[DocDB] Add observability in raft replication

yugabyte / yugabyte-db

YugabyteDB - the cloud native distributed SQL database for mission-critical applications.

https://www.yugabyte.com

Other

8.88k stars 1.05k forks source link

[DocDB] Add observability in raft replication #16812

Open robertsami opened 1 year ago

robertsami commented 1 year ago

Jira Link: DB-6159

Description

We have performing_update_mutex_ and peer_lock_ in consensus_peers.cc. If these get held for too long raft heartbeats will go unserved and cause leadership loss and re-elections.
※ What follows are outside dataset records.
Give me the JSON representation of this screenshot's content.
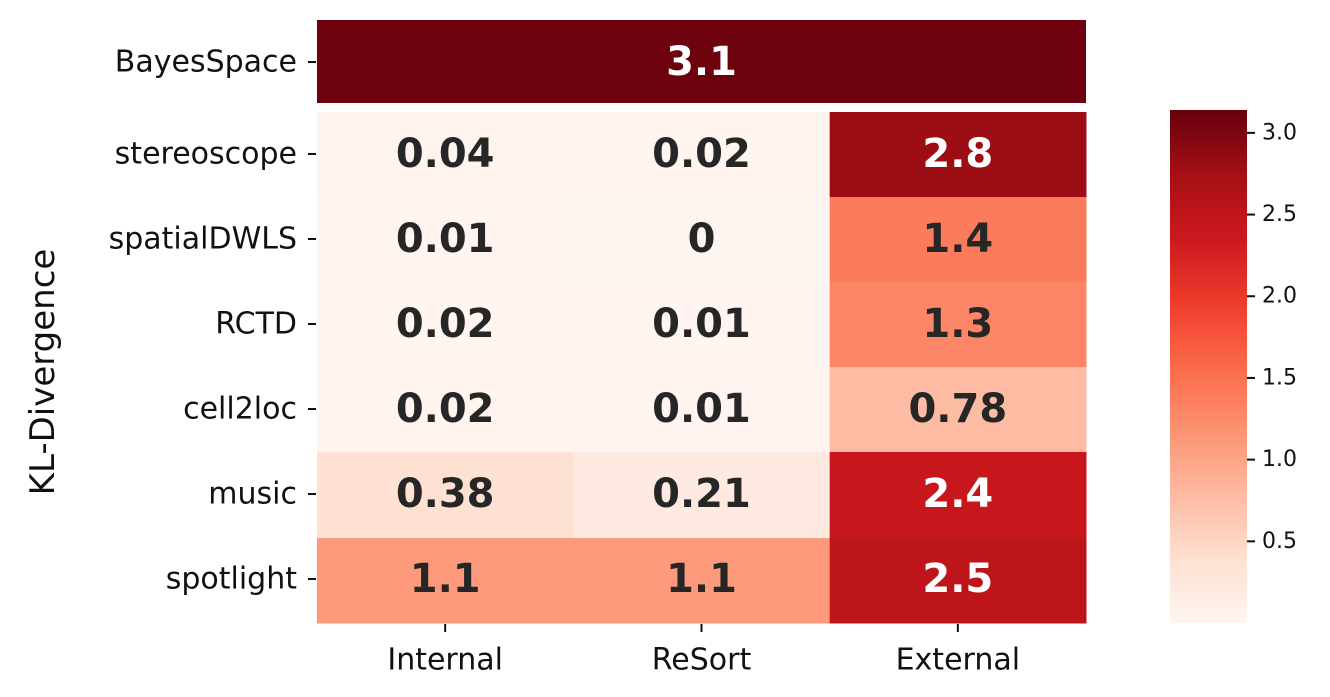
{
  "chart_data": {
    "type": "heatmap",
    "ylabel": "KL-Divergence",
    "rows": [
      "BayesSpace",
      "stereoscope",
      "spatialDWLS",
      "RCTD",
      "cell2loc",
      "music",
      "spotlight"
    ],
    "columns": [
      "Internal",
      "ReSort",
      "External"
    ],
    "merged_row": {
      "row": "BayesSpace",
      "value": 3.1,
      "label": "3.1"
    },
    "values": [
      [
        0.04,
        0.02,
        2.8
      ],
      [
        0.01,
        0,
        1.4
      ],
      [
        0.02,
        0.01,
        1.3
      ],
      [
        0.02,
        0.01,
        0.78
      ],
      [
        0.38,
        0.21,
        2.4
      ],
      [
        1.1,
        1.1,
        2.5
      ]
    ],
    "labels": [
      [
        "0.04",
        "0.02",
        "2.8"
      ],
      [
        "0.01",
        "0",
        "1.4"
      ],
      [
        "0.02",
        "0.01",
        "1.3"
      ],
      [
        "0.02",
        "0.01",
        "0.78"
      ],
      [
        "0.38",
        "0.21",
        "2.4"
      ],
      [
        "1.1",
        "1.1",
        "2.5"
      ]
    ],
    "colormap": "Reds",
    "colorbar": {
      "range": [
        0,
        3.14
      ],
      "ticks": [
        "0.5",
        "1.0",
        "1.5",
        "2.0",
        "2.5",
        "3.0"
      ],
      "tick_values": [
        0.5,
        1.0,
        1.5,
        2.0,
        2.5,
        3.0
      ]
    },
    "colors": {
      "low": "#fff5f0",
      "high": "#67000d",
      "text_dark": "#262626",
      "text_light": "#ffffff"
    }
  }
}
We should explicitly log any time these locks are held too long to make it more clear that this is happening in cases where we see rapid/intermittent leadership loss

Warning: Please confirm that this issue does not contain any sensitive information

[X] I confirm this issue does not contain any sensitive information.
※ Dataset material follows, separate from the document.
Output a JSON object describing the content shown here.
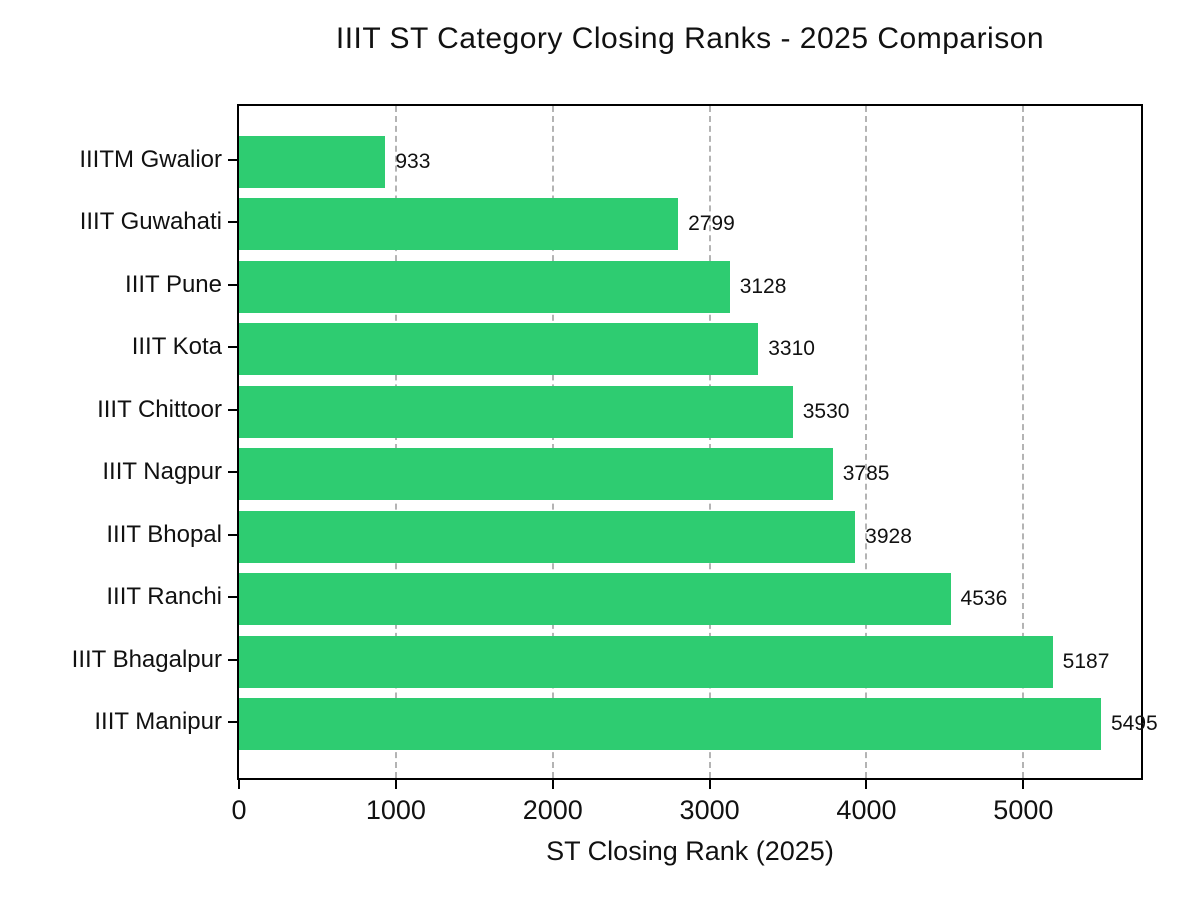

ajd12342 commented 10 months ago

Hi @robertsami ! I am Anuj Diwan, a Computer Science PhD student at UT Austin. I am part of a team along with @arjunrs1 (Arjun Somayazulu) and we're taking a graduate Distributed Systems course. For our course project, we are interested in contributing to Yugabyte. This issue is related to our course material. Could we work on this issue? Any pointers for us to get started would be appreciated as well.

Thanks and regards, Anuj.

rthallamko3 commented 10 months ago

@ajd12342 , Refer to Yugabyte contribution page for instructions - https://docs.yugabyte.com/preview/contribute/core-database/checklist/ Feel free to take up this issue. cc @Huqicheng in case you need references to this particular issue. If you get past the initial aspects, we can identify a couple more items in this area.

ajd12342 commented 10 months ago

@Huqicheng Thanks, we will take this issue up. Please feel free to assign it to us.

Our initial idea is to add a field to the lock that logs the timestamp at which it was locked (which naturally gets reset after an unlock and lock). Then, whenever someone queries the state of the lock or tries to get the lock, we can compare the current timestamp to this timestamp in order to decide whether to log that it has been taking too long. Is this reasonable?

ajd12342 commented 10 months ago

Hi @rthallamko3 could you assign this one to us if all looks good?

Huqicheng commented 10 months ago

@ajd12342 Sounds good. Is it possible to implement a wrapper of the lock instead of adding the field directly to the current lock?